May 24, 2014 at 3:32 pm
mosaic-287947 (5/24/2014)
But my guess is that you will end up maintaining two systems forever.
SNORT!!! BWAAA-HAAAA-HAAAA!!!! Too funny! I was thinking the very same thing! 😀
--Jeff Moden
Change is inevitable... Change for the better is not.
May 24, 2014 at 6:08 pm
Just this week I registered a domain for myself. I've not registered any domain in several years, so it was a re-learning experience. Anyway, once I registered the domain than I had to think of where to host it. I did look at Azure, but felt that it was way too expensive for an individual. However, for a site like SQL Server Central, which must have at least hundreds of thousands, if not a million users, I think Azure makes sense. I'd say go for it.
Rod
May 27, 2014 at 6:17 am
Just to add some motivational fuel:
If RedGate can't use, admin and monitor Azure, what chance do us mere mortals have?
😛
June 2, 2014 at 4:38 am
At the very least you should look at what is needed to make a cloud migration successful for you.
I was part of the team that moved my employers systems to AWS as an IaaS move in 2012. Back then AWS was the only reasonable host for an operation of our scale, but this is no longer the case. For our move we installed SQL on to AWS servers using our own licenses, but this was always regarded as a stepping stone towards DB as a Service, and we are now starting this move.
Part of our planning covered email, as we send a few million emails each day. AWS SES looked too costly, so eventually we chose PowerMTA to do the email send, and hired PostMastery to manage the email reputation issues.

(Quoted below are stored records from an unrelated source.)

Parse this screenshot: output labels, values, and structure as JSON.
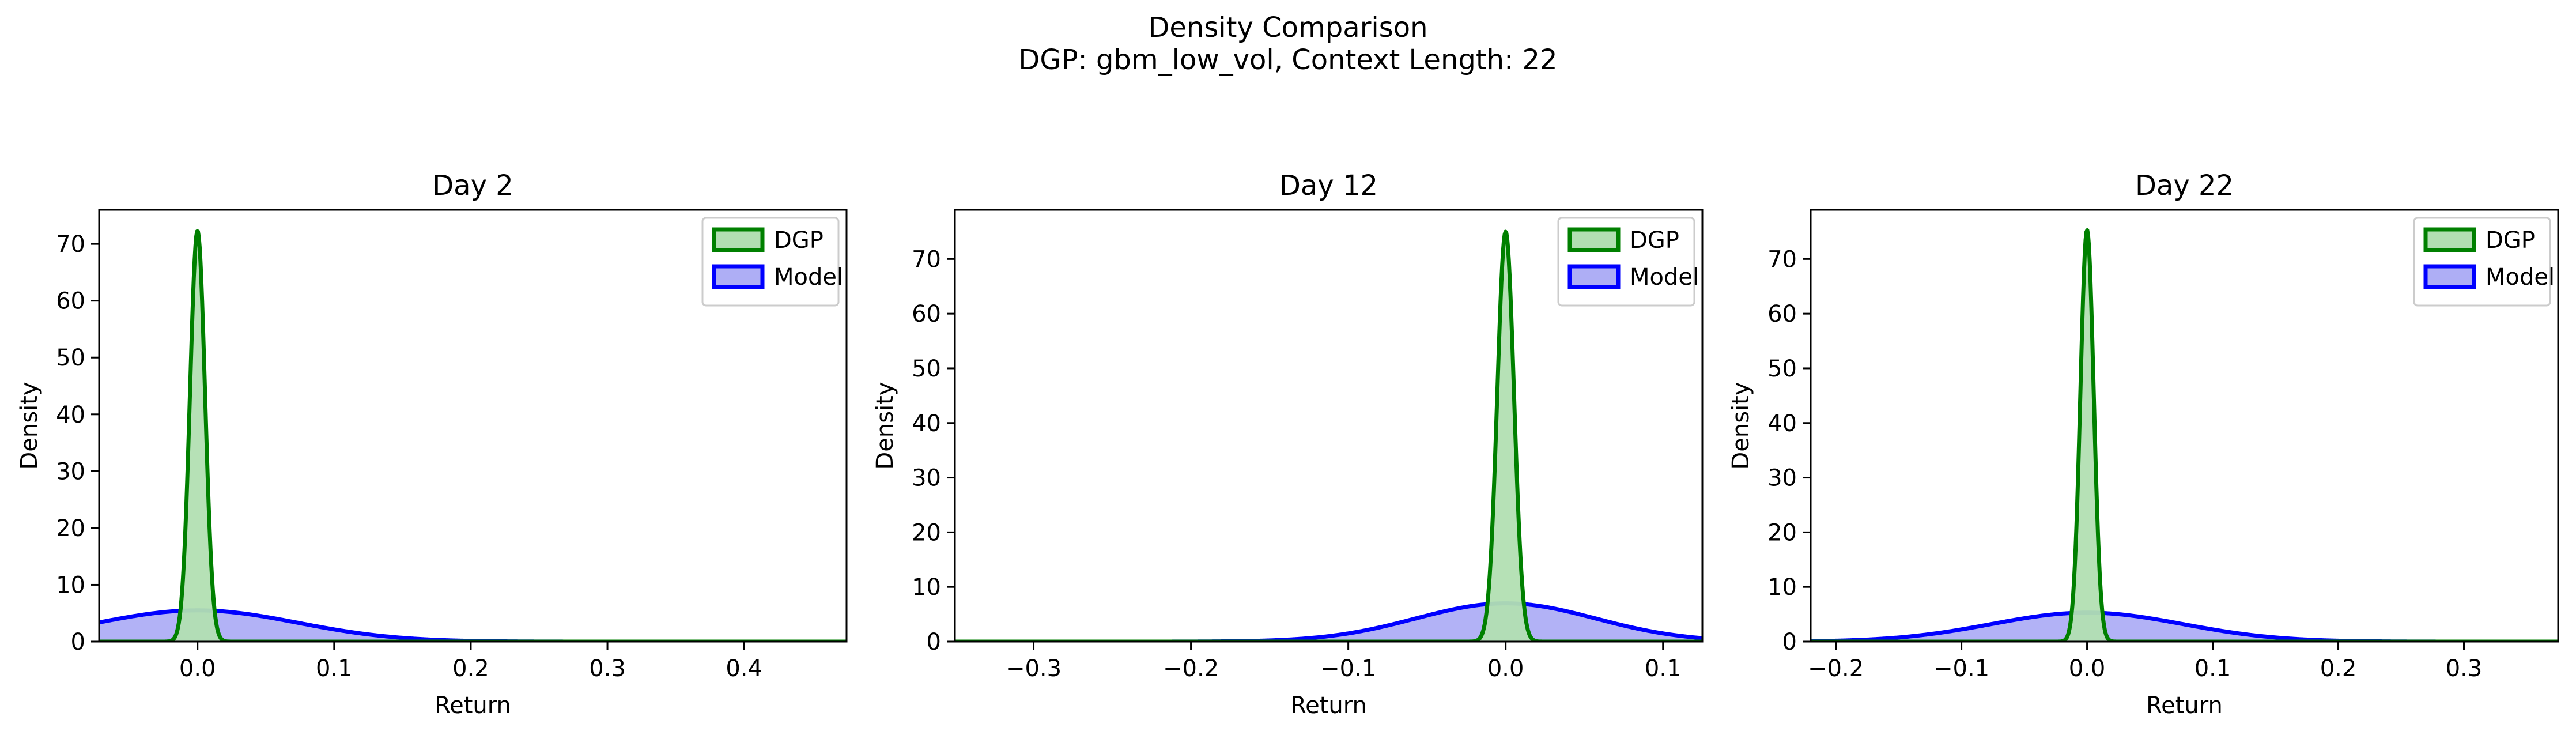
{
  "figure": {
    "title_line1": "Density Comparison",
    "title_line2": "DGP: gbm_low_vol, Context Length: 22"
  },
  "colors": {
    "dgp_line": "#008000",
    "dgp_fill": "#b2dfb2",
    "model_line": "#0000ff",
    "model_fill": "#aeaef5",
    "overlap_line": "#006060"
  },
  "chart_data": [
    {
      "type": "area",
      "title": "Day 2",
      "xlabel": "Return",
      "ylabel": "Density",
      "xlim": [
        -0.072,
        0.475
      ],
      "ylim": [
        0,
        76
      ],
      "xticks": [
        0.0,
        0.1,
        0.2,
        0.3,
        0.4
      ],
      "xtick_labels": [
        "0.0",
        "0.1",
        "0.2",
        "0.3",
        "0.4"
      ],
      "yticks": [
        0,
        10,
        20,
        30,
        40,
        50,
        60,
        70
      ],
      "ytick_labels": [
        "0",
        "10",
        "20",
        "30",
        "40",
        "50",
        "60",
        "70"
      ],
      "legend_position": "top-right",
      "series": [
        {
          "name": "DGP",
          "distribution": "normal",
          "mean": 0.0,
          "std": 0.0055,
          "peak": 72.3
        },
        {
          "name": "Model",
          "distribution": "normal",
          "mean": 0.0,
          "std": 0.073,
          "peak": 5.5
        }
      ]
    },
    {
      "type": "area",
      "title": "Day 12",
      "xlabel": "Return",
      "ylabel": "Density",
      "xlim": [
        -0.35,
        0.125
      ],
      "ylim": [
        0,
        79
      ],
      "xticks": [
        -0.3,
        -0.2,
        -0.1,
        0.0,
        0.1
      ],
      "xtick_labels": [
        "−0.3",
        "−0.2",
        "−0.1",
        "0.0",
        "0.1"
      ],
      "yticks": [
        0,
        10,
        20,
        30,
        40,
        50,
        60,
        70
      ],
      "ytick_labels": [
        "0",
        "10",
        "20",
        "30",
        "40",
        "50",
        "60",
        "70"
      ],
      "legend_position": "top-right",
      "series": [
        {
          "name": "DGP",
          "distribution": "normal",
          "mean": 0.0,
          "std": 0.0053,
          "peak": 75.0
        },
        {
          "name": "Model",
          "distribution": "normal",
          "mean": 0.0,
          "std": 0.057,
          "peak": 7.0
        }
      ]
    },
    {
      "type": "area",
      "title": "Day 22",
      "xlabel": "Return",
      "ylabel": "Density",
      "xlim": [
        -0.22,
        0.375
      ],
      "ylim": [
        0,
        79
      ],
      "xticks": [
        -0.2,
        -0.1,
        0.0,
        0.1,
        0.2,
        0.3
      ],
      "xtick_labels": [
        "−0.2",
        "−0.1",
        "0.0",
        "0.1",
        "0.2",
        "0.3"
      ],
      "yticks": [
        0,
        10,
        20,
        30,
        40,
        50,
        60,
        70
      ],
      "ytick_labels": [
        "0",
        "10",
        "20",
        "30",
        "40",
        "50",
        "60",
        "70"
      ],
      "legend_position": "top-right",
      "series": [
        {
          "name": "DGP",
          "distribution": "normal",
          "mean": 0.0,
          "std": 0.0053,
          "peak": 75.3
        },
        {
          "name": "Model",
          "distribution": "normal",
          "mean": 0.0,
          "std": 0.076,
          "peak": 5.3
        }
      ]
    }
  ]
}
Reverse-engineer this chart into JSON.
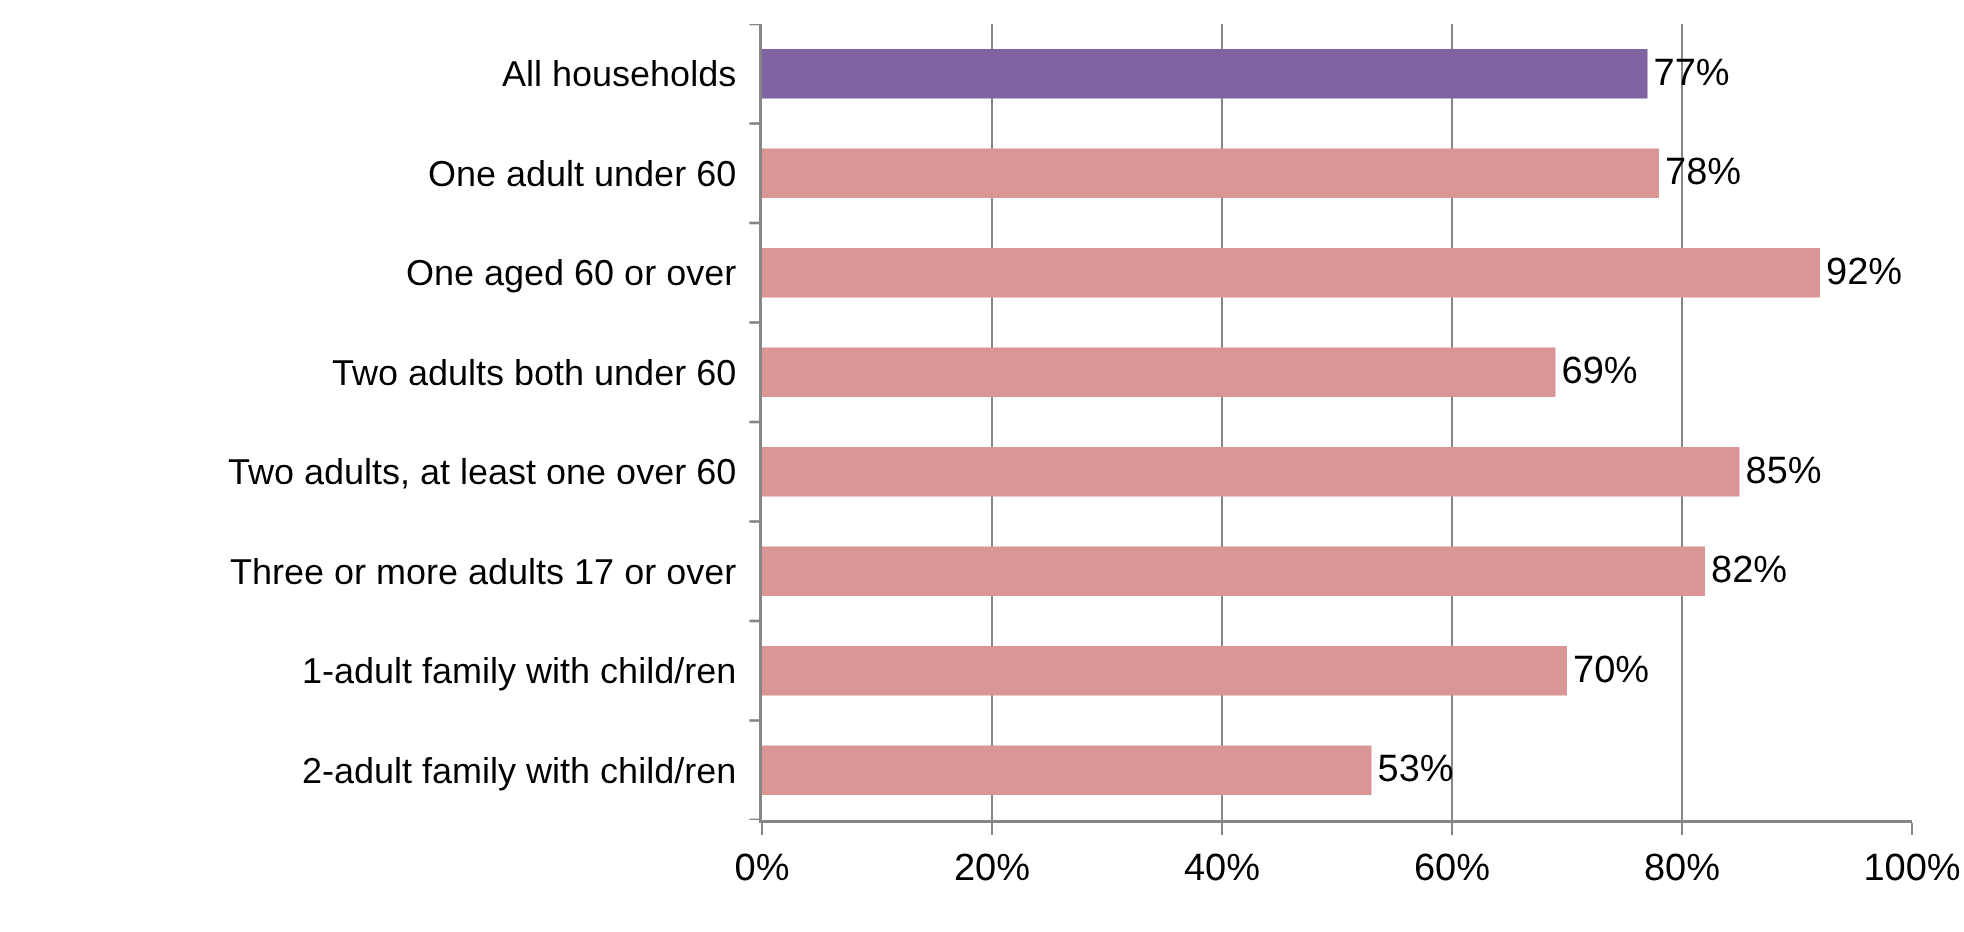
{
  "chart_data": {
    "type": "bar",
    "orientation": "horizontal",
    "categories": [
      "All households",
      "One adult under 60",
      "One aged 60 or over",
      "Two adults both under 60",
      "Two adults, at least one over 60",
      "Three or more adults 17 or over",
      "1-adult family with child/ren",
      "2-adult family with child/ren"
    ],
    "values": [
      77,
      78,
      92,
      69,
      85,
      82,
      70,
      53
    ],
    "colors": [
      "#8064a2",
      "#d99694",
      "#d99694",
      "#d99694",
      "#d99694",
      "#d99694",
      "#d99694",
      "#d99694"
    ],
    "value_labels": [
      "77%",
      "78%",
      "92%",
      "69%",
      "85%",
      "82%",
      "70%",
      "53%"
    ],
    "xlim": [
      0,
      100
    ],
    "xticks": [
      {
        "value": 0,
        "label": "0%"
      },
      {
        "value": 20,
        "label": "20%"
      },
      {
        "value": 40,
        "label": "40%"
      },
      {
        "value": 60,
        "label": "60%"
      },
      {
        "value": 80,
        "label": "80%"
      },
      {
        "value": 100,
        "label": "100%"
      }
    ],
    "grid": "x"
  }
}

All hosting options have costs, risks, and opportunities. Different costs, risks and opportunities apply to wholly-owned, co-lo, hybrid cloud and dedicated cloud. Doing nothing is never cost and risk free, and will limit your opportunities compared to one of the other options. Part of the job of IT is to align the costs, risks and opportunities with what will best help the business to succeed.
Original author: https://github.com/SQL-FineBuild/Common/wiki/ 1-click install and best practice configuration of SQL Server 2019, 2017 2016, 2014, 2012, 2008 R2, 2008 and 2005.
When I give food to the poor they call me a saint. When I ask why they are poor they call me a communist - Archbishop Hélder Câmara
November 8, 2017 at 1:57 am
I've spent 3 years dealing with AWS so I would be asking whether the tasks that go away due to the move to a cloud provider allow you to pursue activities that are more beneficial to your organisation.
If you have traditional hardware that isn't going away and your system is one that barely represents an increment in the work to keep the other systems on that hardware operational then there is little benefit in migrating.
EXCEPT...having cloud experience in a work capacity looks good on your CV. The cynic in me notes that an awful lot of technology choices seem to be fuelled by the CV aspirations of the decision influencers/makers than organisational need.
Where a move to the cloud makes sense is
If a company starts shifting to the cloud there comes a tipping point beyond which the cost of paying for their own data centre just doesn't make sense. You end up with a few systems having to bear the brunt of the costs of that on-premise data centre, at which point on-premise no-longer makes financial sense.
November 8, 2017 at 6:37 am
I have a hard time believing that the cloud would be cost effective for a site like SQLServerCentral. It seems like the pricing in the cloud it still a bit expensive. I guess that might be a good first step is to better quantify how much is running the site currently costing you? How much more would it cost to put it in the cloud? Then the debate might be more on if that cost difference was worth it or not?